AMANAHSULTRA.ID : KOLUT – Aroma dugaan korupsi sektor pertambangan di Kabupaten Kolaka Utara (Kolut), Sulawesi Tenggara, kian menyebar luas.
Koalisi aktivis yang menamakan diri Kapitan Sultra (Koalisi Aktivis Pemerhati Lingkungan dan Pertambangan Sulawesi Tenggara) memberikan apresiasi tinggi atas langkah Kejaksaan Agung RI dan Kejati Sultra.
Apresiasi itu diberikan sebab Aparat Penegak Hukum (APH) telah membongkar praktik KKN di balik bisnis haram tersebut.
Teranyar, Kejati Sultra kembali membuat kejutan dengan menetapkan seorang tersangka baru berinisial HH dalam kasus dugaan tindak pidana korupsi pertambangan di Kolaka Utara.
Penetapan dan penahanan HH di Rutan Jakarta ini sontak menggegerkan publik.
Sebelumnya, HH tercatat dua kali menjalani pemeriksaan sebagai saksi terkait dugaan keterlibatannya dalam pengangkutan ilegal ore nikel menggunakan dokumen milik PT Alam Mitra Indah Nugraha (AMIN) melalui jetty yang dimilikinya.
Lantas, siapakah sosok HH dan apa peran krusialnya dalam pusaran kasus ini?
Penelusuran Kapitan Sultra mengungkap bahwa HH adalah Direktur Utama PT Putra Dermawan Pratama (PDP), perusahaan yang juga menyediakan fasilitas jetty dalam proses pemuatan ore nikel yang diduga kuat menggunakan dokumen “bodong” PT AMIN.
Kapitan Sultra menduga kuat HH turut memuluskan peredaran ore ilegal yang disinyalir berasal dari lahan bekas konsesi PT PDP. Pasalnya, pada periode waktu tersebut, aktivitas penambangan dan produksi gelap ore nikel di wilayah eks PT PDP disinyalir marak terjadi.

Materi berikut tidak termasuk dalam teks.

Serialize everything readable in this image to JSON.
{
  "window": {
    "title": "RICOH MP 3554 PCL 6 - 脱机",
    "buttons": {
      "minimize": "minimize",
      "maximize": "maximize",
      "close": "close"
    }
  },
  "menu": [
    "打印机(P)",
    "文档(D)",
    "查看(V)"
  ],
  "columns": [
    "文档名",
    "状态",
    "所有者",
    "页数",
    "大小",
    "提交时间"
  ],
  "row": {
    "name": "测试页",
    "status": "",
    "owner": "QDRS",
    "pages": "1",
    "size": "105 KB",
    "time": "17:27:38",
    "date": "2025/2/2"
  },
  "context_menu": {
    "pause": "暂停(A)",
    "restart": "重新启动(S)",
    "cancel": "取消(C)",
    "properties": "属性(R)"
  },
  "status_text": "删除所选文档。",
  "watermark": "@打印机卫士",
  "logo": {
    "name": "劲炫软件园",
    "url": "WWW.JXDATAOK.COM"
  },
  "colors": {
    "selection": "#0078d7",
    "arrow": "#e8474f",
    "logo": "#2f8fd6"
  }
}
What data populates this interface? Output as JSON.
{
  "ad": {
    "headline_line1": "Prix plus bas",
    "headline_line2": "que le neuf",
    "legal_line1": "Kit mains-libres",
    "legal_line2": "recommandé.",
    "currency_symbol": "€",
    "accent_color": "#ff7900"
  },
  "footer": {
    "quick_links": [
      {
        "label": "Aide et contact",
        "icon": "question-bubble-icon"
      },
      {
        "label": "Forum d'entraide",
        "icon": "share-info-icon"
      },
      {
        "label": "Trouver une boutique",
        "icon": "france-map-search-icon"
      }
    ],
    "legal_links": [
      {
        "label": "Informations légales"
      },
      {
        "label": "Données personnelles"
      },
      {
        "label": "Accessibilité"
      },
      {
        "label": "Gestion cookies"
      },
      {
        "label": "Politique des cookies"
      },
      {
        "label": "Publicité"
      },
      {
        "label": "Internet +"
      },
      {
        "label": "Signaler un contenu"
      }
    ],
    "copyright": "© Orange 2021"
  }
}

Menyikapi perkembangan signifikan ini, Kapitan Sultra mendesak Kementerian Energi dan Sumber Daya Mineral (ESDM) RI, Kementerian Lingkungan Hidup RI, serta Kementerian Perhubungan melalui Direktorat Jenderal Perhubungan Laut untuk bertindak tegas.
Mereka meminta agar aktivitas jeti milik PT PDP dihentikan sementara waktu, mengingat proses hukum yang sedang berjalan demi terciptanya keadilan yang sesungguhnya.
Tak hanya itu, berdasarkan investigasi lapangan, Kapitan Sultra juga menyoroti dugaan pembangunan dua jetty baru di wilayah perairan konsesi PT PDP yang dilakukan oleh oknum berinisial HEKH.
Pembangunan jeti ini diduga kuat telah merusak ekosistem biota laut, melakukan penimbunan laut yang mengubah garis pesisir pantai tanpa kajian teknis yang jelas dan disinyalir tidak mengantongi izin penetapan lokasi, izin pembangunan, izin pengoperasian, serta belum memiliki izin studi lingkungan (AMDAL).
Lebih jauh, Presidium Kapitan Sultra, Asrul Rahmani, mendesak Kementerian ESDM RI dan Kementerian Lingkungan Hidup RI untuk mengevaluasi secara menyeluruh kuota Rencana Kerja dan Anggaran Biaya (RKAB) PT Putra Dermawan Pratama, yang saat ini mengantongi kuota 3.750.000 MT berdasarkan SK 1113 tahun 2024-2026 dengan luas IUP 781 hektar.
Mereka juga meminta agar persoalan lingkungan yang tertuang dalam feasibility study (FS), studi kelayakan, dan studi lingkungan milik PT PDP diverifikasi kebenarannya sesuai fakta di lapangan.
“Kami berharap, dengan terungkapnya kasus ini, praktik-praktik kotor di sektor pertambangan Sulawesi Tenggara dapat diberantas tuntas, dan keadilan bagi masyarakat serta kelestarian lingkungan dapat ditegakkan, “pungkas Asrul dengan nada penuh harap.